One fabulous sequence involves the pair – one tall, gangly, with his long hair dyed white, the other tiny and beady-eyed – on a shopping trip to a hardware store, where they literally try out sheets of plastic for size, before asking a fellow customer for tips on what knives to buy ‘to slaughter a pig’. It’s a very clever film, expertly constructed and played, combining tension, weirdness and hilarity in equal measure. It could just as easily be an arthouse hit or a cult classic.


This terrifically engaging film from Lithuania has echoes of one of the classics of modern German cinema, Run Lola Run: in each film, a young woman races through the city in a desperate bid to save her boyfriend. Each has a temporal dimension to the drama; each asks its own philosophical questions.

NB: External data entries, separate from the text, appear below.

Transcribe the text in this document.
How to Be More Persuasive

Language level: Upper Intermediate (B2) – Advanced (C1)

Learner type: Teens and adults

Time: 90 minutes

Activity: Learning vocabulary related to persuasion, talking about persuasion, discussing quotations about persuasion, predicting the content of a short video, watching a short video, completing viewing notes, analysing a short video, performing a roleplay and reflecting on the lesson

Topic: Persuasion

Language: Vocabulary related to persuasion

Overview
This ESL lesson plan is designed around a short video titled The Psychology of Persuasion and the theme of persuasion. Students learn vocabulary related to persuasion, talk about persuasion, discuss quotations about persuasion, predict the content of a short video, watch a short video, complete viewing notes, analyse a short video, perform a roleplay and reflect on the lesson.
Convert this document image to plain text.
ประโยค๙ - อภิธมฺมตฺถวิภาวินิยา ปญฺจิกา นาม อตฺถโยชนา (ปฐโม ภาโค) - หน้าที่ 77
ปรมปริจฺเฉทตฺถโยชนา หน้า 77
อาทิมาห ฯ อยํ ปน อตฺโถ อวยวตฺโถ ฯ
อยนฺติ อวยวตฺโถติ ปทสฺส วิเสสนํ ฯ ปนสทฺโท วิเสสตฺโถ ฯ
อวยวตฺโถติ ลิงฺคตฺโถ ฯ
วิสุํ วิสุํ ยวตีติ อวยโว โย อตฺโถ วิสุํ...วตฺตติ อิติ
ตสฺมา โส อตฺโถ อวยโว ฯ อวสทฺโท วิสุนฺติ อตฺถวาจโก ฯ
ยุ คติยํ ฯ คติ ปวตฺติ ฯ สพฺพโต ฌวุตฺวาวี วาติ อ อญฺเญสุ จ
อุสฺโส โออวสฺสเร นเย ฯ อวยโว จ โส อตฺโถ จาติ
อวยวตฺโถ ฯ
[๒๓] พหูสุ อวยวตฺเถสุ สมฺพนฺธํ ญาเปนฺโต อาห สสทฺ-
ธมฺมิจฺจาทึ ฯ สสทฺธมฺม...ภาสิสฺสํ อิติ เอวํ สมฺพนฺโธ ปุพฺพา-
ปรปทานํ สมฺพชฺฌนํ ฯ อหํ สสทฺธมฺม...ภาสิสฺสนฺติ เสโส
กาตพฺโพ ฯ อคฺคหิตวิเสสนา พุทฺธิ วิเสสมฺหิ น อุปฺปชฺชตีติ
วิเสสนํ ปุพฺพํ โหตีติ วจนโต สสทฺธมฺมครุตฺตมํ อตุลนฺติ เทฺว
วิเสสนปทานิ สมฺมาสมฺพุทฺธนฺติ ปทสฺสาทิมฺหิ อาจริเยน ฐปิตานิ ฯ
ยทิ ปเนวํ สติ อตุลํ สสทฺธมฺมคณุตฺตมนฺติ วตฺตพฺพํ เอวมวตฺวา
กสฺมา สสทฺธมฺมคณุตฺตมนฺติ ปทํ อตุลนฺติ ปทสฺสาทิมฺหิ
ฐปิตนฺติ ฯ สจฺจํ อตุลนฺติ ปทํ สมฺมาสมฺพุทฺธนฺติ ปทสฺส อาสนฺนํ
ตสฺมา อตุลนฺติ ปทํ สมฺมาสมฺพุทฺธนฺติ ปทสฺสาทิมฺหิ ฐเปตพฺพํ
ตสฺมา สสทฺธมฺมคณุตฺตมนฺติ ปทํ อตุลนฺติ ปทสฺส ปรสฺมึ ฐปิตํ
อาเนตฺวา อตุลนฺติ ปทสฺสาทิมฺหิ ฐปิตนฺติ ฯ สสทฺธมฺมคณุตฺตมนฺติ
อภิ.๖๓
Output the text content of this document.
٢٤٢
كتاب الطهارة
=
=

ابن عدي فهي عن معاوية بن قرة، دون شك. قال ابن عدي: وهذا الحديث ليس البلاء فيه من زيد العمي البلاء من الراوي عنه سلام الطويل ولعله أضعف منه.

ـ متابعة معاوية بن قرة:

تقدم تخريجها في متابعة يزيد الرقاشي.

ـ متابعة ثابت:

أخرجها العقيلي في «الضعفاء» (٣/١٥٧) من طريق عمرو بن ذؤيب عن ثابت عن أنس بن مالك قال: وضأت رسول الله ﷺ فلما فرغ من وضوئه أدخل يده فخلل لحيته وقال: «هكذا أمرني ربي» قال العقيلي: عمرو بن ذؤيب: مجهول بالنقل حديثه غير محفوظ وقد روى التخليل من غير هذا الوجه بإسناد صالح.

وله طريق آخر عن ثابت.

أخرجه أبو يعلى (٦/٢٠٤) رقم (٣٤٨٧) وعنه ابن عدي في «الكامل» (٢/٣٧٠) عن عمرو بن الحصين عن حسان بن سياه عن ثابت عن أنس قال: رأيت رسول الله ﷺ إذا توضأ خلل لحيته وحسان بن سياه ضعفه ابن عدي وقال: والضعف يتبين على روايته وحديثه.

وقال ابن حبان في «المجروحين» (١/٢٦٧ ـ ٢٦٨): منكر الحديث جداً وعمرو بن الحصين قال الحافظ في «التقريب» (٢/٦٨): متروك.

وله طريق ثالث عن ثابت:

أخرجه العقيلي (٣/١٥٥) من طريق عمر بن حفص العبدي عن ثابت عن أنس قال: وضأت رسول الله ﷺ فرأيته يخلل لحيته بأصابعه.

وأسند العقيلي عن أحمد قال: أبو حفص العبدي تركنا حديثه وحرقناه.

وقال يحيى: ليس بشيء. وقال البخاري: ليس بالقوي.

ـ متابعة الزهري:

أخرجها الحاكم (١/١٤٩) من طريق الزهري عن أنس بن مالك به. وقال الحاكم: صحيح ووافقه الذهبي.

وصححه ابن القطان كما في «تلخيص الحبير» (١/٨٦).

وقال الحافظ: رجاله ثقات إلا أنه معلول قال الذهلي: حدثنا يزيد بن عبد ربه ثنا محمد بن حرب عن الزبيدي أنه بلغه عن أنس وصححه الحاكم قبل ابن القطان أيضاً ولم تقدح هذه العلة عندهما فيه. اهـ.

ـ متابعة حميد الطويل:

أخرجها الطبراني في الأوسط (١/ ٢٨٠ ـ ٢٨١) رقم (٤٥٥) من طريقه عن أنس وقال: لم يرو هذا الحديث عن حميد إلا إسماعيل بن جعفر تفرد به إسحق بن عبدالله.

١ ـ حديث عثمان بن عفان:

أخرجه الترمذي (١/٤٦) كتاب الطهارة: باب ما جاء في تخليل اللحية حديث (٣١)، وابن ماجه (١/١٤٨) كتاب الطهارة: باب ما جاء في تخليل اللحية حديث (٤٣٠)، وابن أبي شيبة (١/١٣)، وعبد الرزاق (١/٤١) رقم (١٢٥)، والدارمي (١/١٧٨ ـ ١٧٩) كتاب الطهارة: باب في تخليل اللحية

Here, Marija is convinced that her runaway bipolar boyfriend Vytas is going to harm himself, so sets off to find him – to effectively save him from himself. She’s clearly well-intentioned, yet director Andrius Blazevicius raises the questions: does Vytas want, or even need to be saved, and might Marija’s presumption do more harm than good?

The result is superbly orchestrated and shot, and nail-bitingly tense. And while she may not have a name that trips of the tongue as well as Lola’s Franke Potente,  Žygimantė Elena Jakštaitė is just as magnetic a screen presence.